The recent rise in hate speech and hate crimes nationwide, including deadly shootings in Pittsburgh; Poway, California; and most recently in Jersey City, has organizers expecting the largest turnout ever to take a stand against hate in a show of Jewish pride and unity.

“Hanukkah is the celebration of light over darkness,” Zaklikovsky, who directs the Chabad Jewish Center, said in a prepared statement. “The darkness that we, as a nation, have been experiencing must be fought with light and goodness, and we are putting together our biggest program ever to show that we will not be intimidated by those who wish to scare us.”

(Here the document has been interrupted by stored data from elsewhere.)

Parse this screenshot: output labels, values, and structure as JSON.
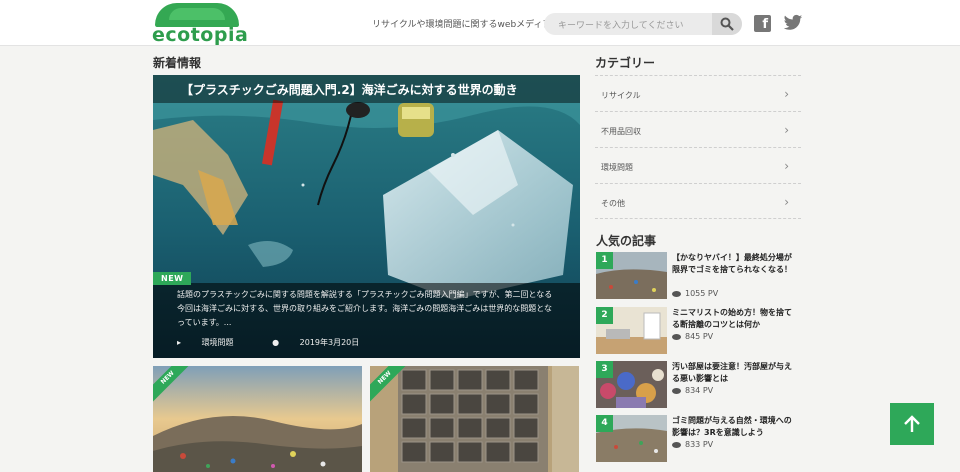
{
  "header": {
    "logo_text": "ecotopia",
    "tagline": "リサイクルや環境問題に関するwebメディア",
    "search_placeholder": "キーワードを入力してください"
  },
  "main": {
    "section_title": "新着情報",
    "featured": {
      "title": "【プラスチックごみ問題入門.2】海洋ごみに対する世界の動き",
      "badge": "NEW",
      "excerpt": "話題のプラスチックごみに関する問題を解説する「プラスチックごみ問題入門編」ですが、第二回となる今回は海洋ごみに対する、世界の取り組みをご紹介します。海洋ごみの問題海洋ごみは世界的な問題となっています。...",
      "category": "環境問題",
      "date": "2019年3月20日"
    },
    "cards": [
      {
        "badge": "NEW"
      },
      {
        "badge": "NEW"
      }
    ]
  },
  "sidebar": {
    "category_title": "カテゴリー",
    "categories": [
      {
        "label": "リサイクル"
      },
      {
        "label": "不用品回収"
      },
      {
        "label": "環境問題"
      },
      {
        "label": "その他"
      }
    ],
    "popular_title": "人気の記事",
    "popular": [
      {
        "rank": "1",
        "title": "【かなりヤバイ！】最終処分場が限界でゴミを捨てられなくなる！",
        "pv": "1055 PV"
      },
      {
        "rank": "2",
        "title": "ミニマリストの始め方！物を捨てる断捨離のコツとは何か",
        "pv": "845 PV"
      },
      {
        "rank": "3",
        "title": "汚い部屋は要注意！汚部屋が与える悪い影響とは",
        "pv": "834 PV"
      },
      {
        "rank": "4",
        "title": "ゴミ問題が与える自然・環境への影響は？3Rを意識しよう",
        "pv": "833 PV"
      }
    ]
  },
  "colors": {
    "accent": "#2ea859"
  }
}
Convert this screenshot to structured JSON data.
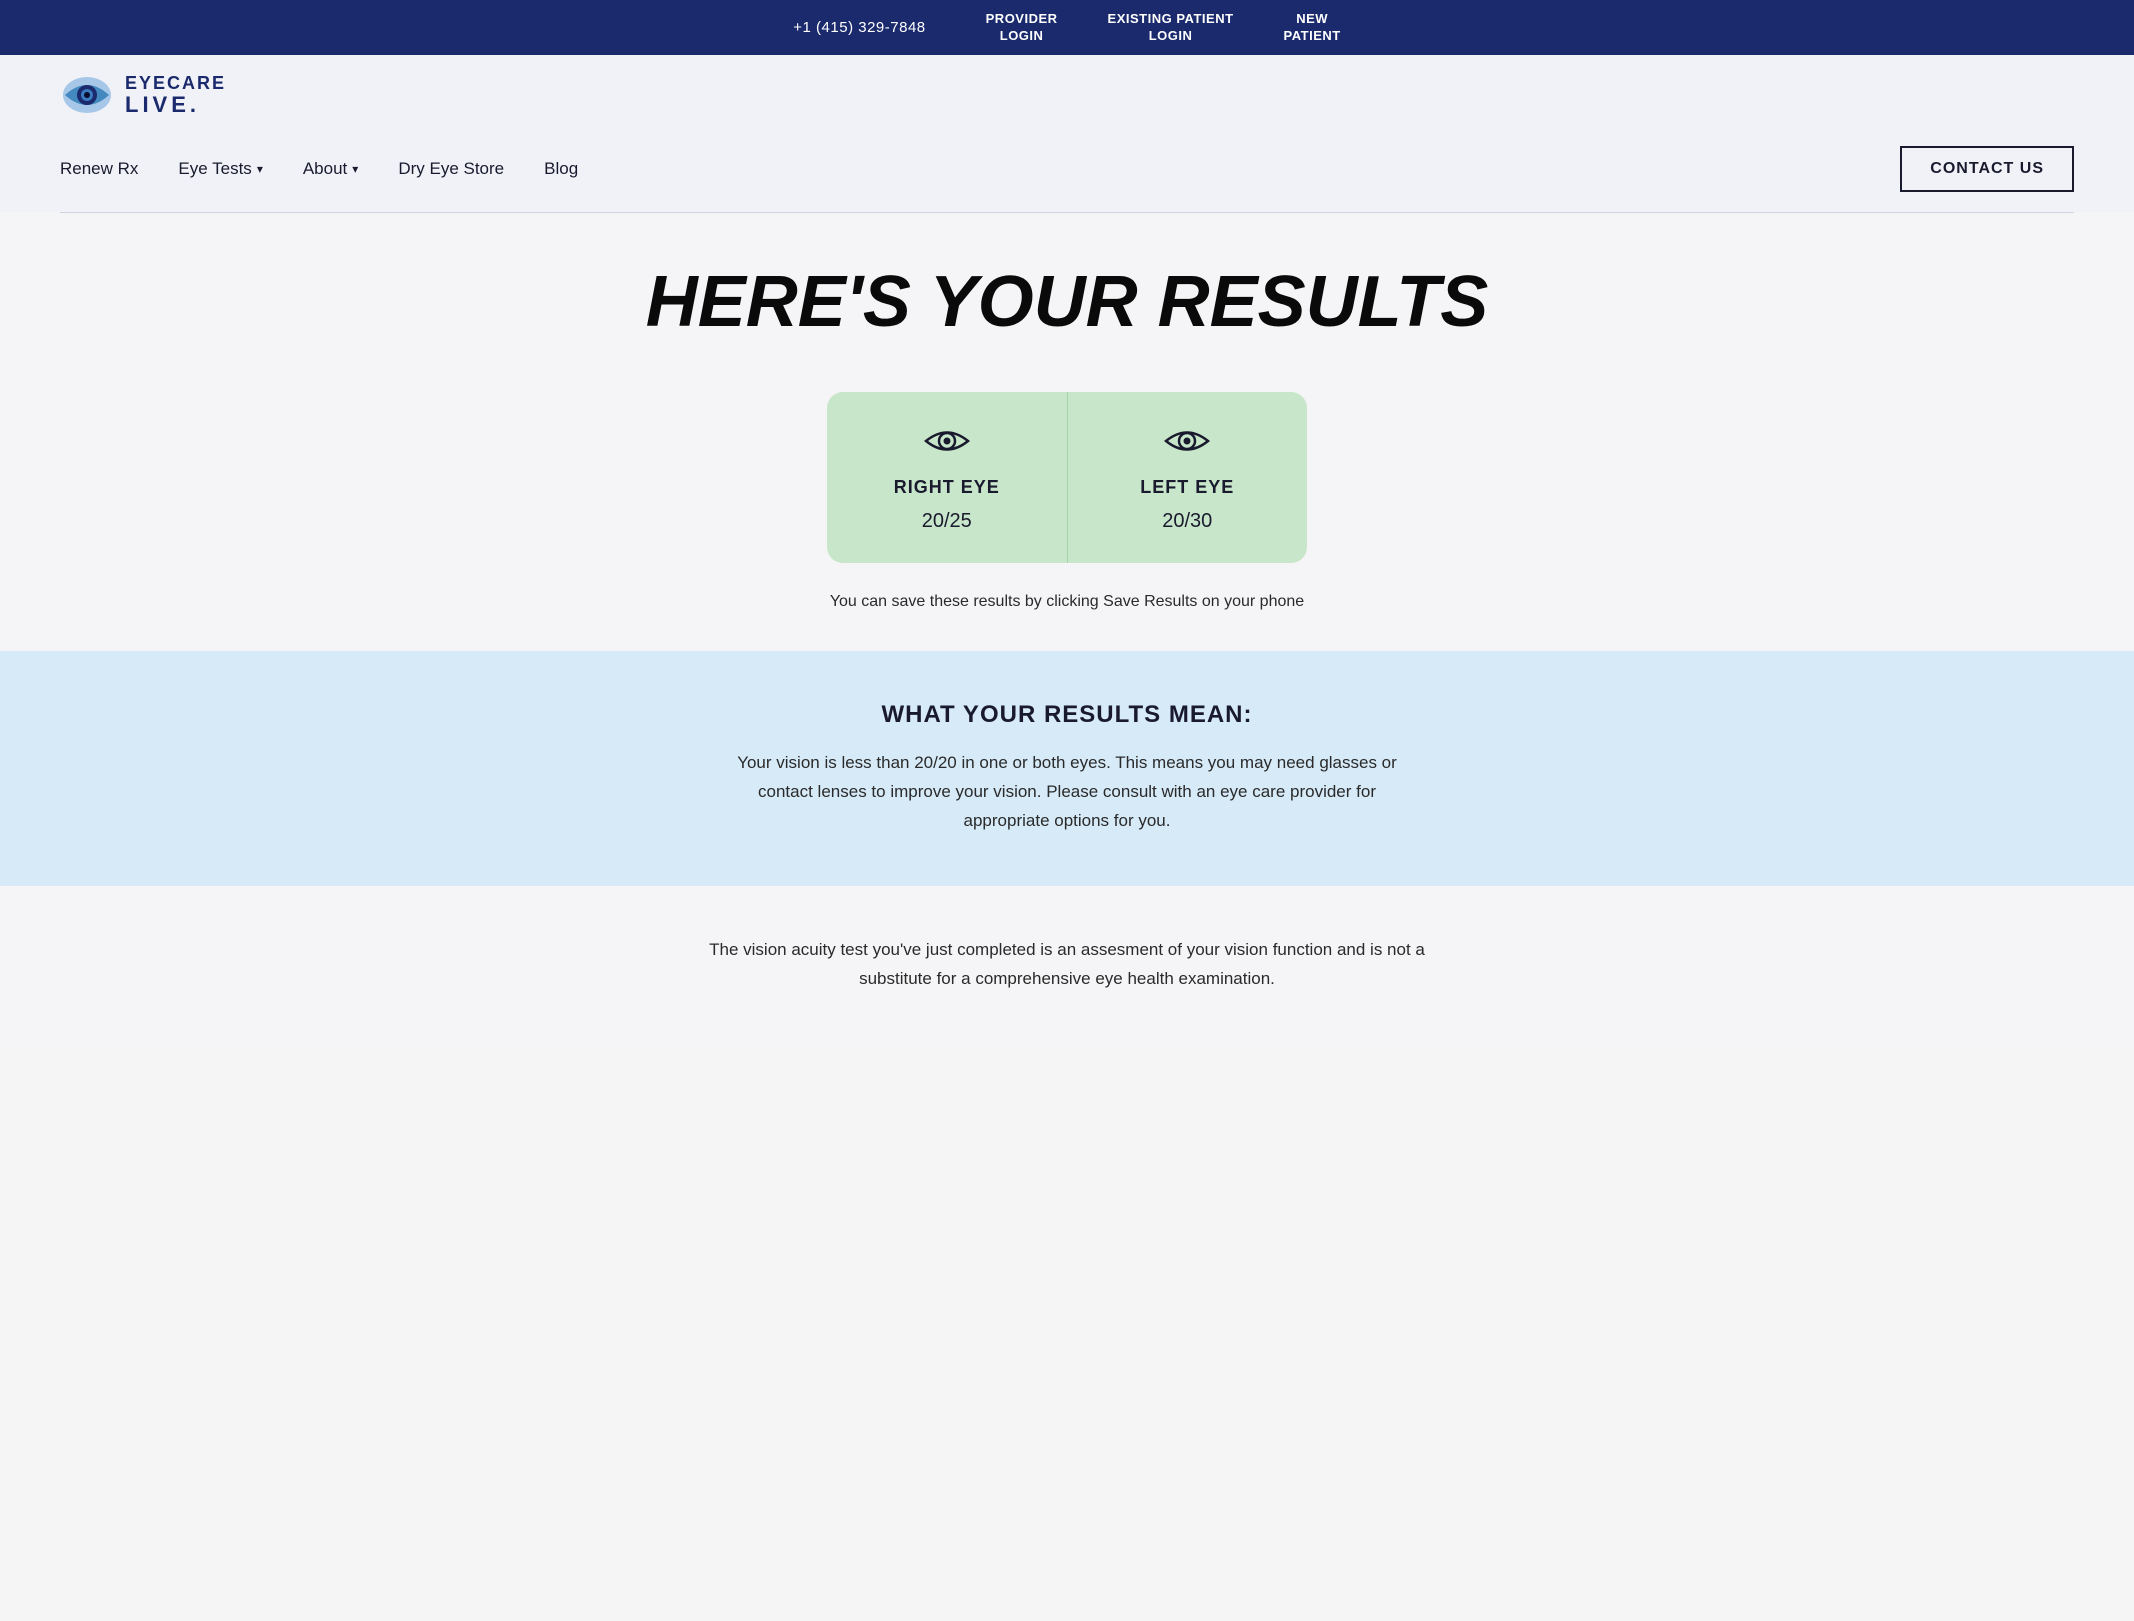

The event will begin at 3:30 p.m. on Dec. 22 at State Park, 1600 Perrineville Road, corner Prospect Plains Road, Monroe, with performances by Cantor Nathaniel Carmen of Detroit, and programs for children including Dreidel-man, arts and crafts, and doughnuts. The highlight – the lighting of NJ’s largest menorah, which is an exact replica of the National Menorah in Washington, D.C. at the White House – will follow with the participation of Monroe Mayor Gerald Tamburro.

Barbara Goldberg is a longtime resident in the community who is planning to attend the public celebration for the first time despite her initial discomfort with expressing her Jewish identity so publicly and openly, according to the statement.

“They want us to be afraid—to fear proudly proclaiming our Jewish identity,” she said. “I usually just light the menorah at home, but with all the anti-Semitism we are witnessing around us, I’m also going to join the public menorah lighting because I think this is the most effective thing we can do to fight evil. We need to be taking it head on.”

Since its inauguration in 2002, the 32-foot-tall menorah has become an iconic staple of central Jersey holiday scene, with the weeklong festival drawing crowds every night to celebrate with dignitaries, artists and members of the city’s wider population.